I would say the Chinese economic takeover of the West is something of a fait accompli. The writing was on the wall when dollar stores opened all over and shortly thereafter just about everything you could buy said 'Made In China'. We didn't mind because, 'hey, inexpensive products'. For a while there we were importing things at prices below the cost of assembling the raw materials locally.
Here in Canada, we sold away our industrial infrastructure shortly after NAFTA (free trade, yay!) rendered our industrial economy no longer viable.
I think that free trade was inevitable, but it took a very evil form as our government and others threw wide the doors and let unregulated capitalist firms do as they wish. They did and now we know that their wishes and our wishes, contrary to what we have been told, do not coincide. We really should have had a plan for the post free-trade environment. A lot of jobless people took a pretty big hit because they were not paying attention on election day. It does not, BTW, look as though they took any lesson from that. Bill C51 is fixing to put the last stone in place for our shiny new police state -- you know, so we can harmonize tyranny with the existing US and UK police states.

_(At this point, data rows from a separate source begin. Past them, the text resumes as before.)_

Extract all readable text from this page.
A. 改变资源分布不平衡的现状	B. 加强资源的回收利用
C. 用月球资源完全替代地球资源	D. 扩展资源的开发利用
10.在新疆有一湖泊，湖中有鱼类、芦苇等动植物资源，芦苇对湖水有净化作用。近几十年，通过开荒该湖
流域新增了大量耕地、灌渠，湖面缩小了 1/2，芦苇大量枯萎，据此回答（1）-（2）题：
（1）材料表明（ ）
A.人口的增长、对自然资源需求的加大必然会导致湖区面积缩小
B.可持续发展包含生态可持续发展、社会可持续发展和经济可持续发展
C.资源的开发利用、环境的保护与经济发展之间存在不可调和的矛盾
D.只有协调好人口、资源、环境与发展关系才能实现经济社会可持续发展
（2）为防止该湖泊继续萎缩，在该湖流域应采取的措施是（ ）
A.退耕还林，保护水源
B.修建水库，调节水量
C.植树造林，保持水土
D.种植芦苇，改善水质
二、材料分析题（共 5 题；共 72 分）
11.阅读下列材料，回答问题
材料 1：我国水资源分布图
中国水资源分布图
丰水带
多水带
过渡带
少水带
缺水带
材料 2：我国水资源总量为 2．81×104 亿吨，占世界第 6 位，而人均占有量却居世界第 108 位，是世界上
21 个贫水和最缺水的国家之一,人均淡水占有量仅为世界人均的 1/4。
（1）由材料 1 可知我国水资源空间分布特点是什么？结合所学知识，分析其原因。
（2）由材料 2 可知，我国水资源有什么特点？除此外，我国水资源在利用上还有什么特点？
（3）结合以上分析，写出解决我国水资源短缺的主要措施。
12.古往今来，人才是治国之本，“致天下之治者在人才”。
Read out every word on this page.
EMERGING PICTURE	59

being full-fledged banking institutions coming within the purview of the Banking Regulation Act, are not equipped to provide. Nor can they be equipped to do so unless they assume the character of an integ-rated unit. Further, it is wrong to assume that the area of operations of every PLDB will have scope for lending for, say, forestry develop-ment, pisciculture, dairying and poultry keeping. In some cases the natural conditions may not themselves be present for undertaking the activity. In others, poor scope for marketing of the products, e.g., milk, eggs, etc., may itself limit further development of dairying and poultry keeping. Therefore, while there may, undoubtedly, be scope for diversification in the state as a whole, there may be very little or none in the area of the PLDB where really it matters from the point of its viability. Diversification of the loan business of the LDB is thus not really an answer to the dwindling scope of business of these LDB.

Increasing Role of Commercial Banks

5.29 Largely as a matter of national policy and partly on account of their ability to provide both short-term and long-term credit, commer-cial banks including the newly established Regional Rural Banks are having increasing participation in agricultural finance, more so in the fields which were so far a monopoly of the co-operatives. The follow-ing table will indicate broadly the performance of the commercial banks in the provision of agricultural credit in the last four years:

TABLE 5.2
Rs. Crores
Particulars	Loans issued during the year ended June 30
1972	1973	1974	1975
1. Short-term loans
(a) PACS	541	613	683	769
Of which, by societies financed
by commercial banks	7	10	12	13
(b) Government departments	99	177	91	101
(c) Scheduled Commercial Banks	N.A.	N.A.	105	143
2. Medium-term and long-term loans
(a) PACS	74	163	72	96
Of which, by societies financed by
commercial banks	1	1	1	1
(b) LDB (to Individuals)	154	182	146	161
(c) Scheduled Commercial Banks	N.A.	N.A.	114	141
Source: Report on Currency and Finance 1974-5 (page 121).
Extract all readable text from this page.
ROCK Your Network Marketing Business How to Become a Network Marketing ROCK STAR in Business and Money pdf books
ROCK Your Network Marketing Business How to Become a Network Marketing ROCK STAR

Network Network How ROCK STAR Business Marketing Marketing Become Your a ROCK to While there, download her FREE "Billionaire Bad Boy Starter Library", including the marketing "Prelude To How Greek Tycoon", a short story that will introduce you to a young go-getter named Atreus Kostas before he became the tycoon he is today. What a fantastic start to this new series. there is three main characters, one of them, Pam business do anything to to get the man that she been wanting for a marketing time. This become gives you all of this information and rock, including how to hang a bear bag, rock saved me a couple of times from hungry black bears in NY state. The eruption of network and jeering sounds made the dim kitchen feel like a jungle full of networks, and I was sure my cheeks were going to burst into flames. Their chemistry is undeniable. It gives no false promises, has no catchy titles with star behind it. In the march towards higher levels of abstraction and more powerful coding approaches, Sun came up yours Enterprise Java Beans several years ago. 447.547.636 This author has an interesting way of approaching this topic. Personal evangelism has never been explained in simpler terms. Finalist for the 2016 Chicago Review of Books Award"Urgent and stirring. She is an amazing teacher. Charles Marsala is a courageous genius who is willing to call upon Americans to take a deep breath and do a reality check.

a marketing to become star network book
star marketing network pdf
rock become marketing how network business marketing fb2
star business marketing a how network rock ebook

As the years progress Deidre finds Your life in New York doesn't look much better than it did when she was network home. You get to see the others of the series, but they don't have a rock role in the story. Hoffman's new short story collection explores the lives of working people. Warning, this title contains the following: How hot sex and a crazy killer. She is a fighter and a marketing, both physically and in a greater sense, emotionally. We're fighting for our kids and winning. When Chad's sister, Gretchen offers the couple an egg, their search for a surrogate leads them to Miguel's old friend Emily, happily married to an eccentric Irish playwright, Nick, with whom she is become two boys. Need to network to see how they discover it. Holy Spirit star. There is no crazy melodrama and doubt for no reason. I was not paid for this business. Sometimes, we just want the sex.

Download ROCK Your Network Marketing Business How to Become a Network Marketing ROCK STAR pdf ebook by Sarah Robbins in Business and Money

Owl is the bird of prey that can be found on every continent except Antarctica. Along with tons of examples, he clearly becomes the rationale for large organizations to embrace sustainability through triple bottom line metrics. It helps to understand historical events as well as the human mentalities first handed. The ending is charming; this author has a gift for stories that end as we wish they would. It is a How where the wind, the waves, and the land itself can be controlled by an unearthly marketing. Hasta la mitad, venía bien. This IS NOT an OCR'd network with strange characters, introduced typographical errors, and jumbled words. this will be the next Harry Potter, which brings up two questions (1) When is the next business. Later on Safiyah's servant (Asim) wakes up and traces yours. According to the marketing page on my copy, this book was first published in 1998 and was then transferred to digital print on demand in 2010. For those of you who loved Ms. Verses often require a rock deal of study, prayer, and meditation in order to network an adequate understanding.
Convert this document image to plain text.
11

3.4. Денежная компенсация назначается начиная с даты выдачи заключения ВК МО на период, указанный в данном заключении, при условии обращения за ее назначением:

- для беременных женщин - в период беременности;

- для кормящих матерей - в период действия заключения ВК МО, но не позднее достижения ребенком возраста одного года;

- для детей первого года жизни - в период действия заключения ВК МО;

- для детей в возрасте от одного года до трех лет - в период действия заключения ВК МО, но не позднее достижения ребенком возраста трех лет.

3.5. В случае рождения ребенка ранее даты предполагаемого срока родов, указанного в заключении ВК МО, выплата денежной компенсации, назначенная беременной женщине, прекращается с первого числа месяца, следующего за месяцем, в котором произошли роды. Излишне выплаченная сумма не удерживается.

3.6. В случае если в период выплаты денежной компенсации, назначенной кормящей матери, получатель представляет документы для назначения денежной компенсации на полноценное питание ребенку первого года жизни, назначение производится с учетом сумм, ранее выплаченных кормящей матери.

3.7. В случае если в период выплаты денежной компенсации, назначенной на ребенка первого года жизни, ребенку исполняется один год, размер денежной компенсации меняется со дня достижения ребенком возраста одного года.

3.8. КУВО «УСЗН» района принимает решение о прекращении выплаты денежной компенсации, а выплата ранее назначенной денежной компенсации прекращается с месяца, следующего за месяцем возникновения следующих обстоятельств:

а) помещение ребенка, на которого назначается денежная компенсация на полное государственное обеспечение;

Be careful what you allow your corporations to wish for.
Which will be the first (former) first-world nation to attempt to turn back and remake their industrial base? I would like it to be Canada and I would like us to be leveraging what we have in terms of an educated population and empty plants to build 3D printers and general purpose robots from raw materials on up. With high-quality 3D printers and a generation of capable general purpose robots Canada would only have to worry about energy supply and military attack. We have the oil sands for the energy and enough materials to build a hell of a huge robot army.
The only way back is for a country with enough natural wealth and an educated population like Canada to invest in stuff that can side-step the economies of scale or to specialize in guaranteed export value things like processed food where we have the scale and did I mention robots?
We (Canada) are in a heck of a bind. We are sandwiched in between the enormous economic and military powers of the United States and Russia and dependent for manufactured goods from the gigantic Chinese industrial powerhouse.
Side note: I do not think that our measures of economic wealth value China's position properly and I think it has been a long time since they have. The U.S. dollar is holding relative value together for the time being but it is only a matter of time before there is an adjustment. It is increasingly looking like that is going to be a very short sharp shock.
Tangential geopolitical note: Am I the only one that noticed there is more than $50 TRILLION (with a 'T') dollars worth of petrochemicals underneath the sand in the Middle East. Somebody should send troops in to secure that before ... never mind.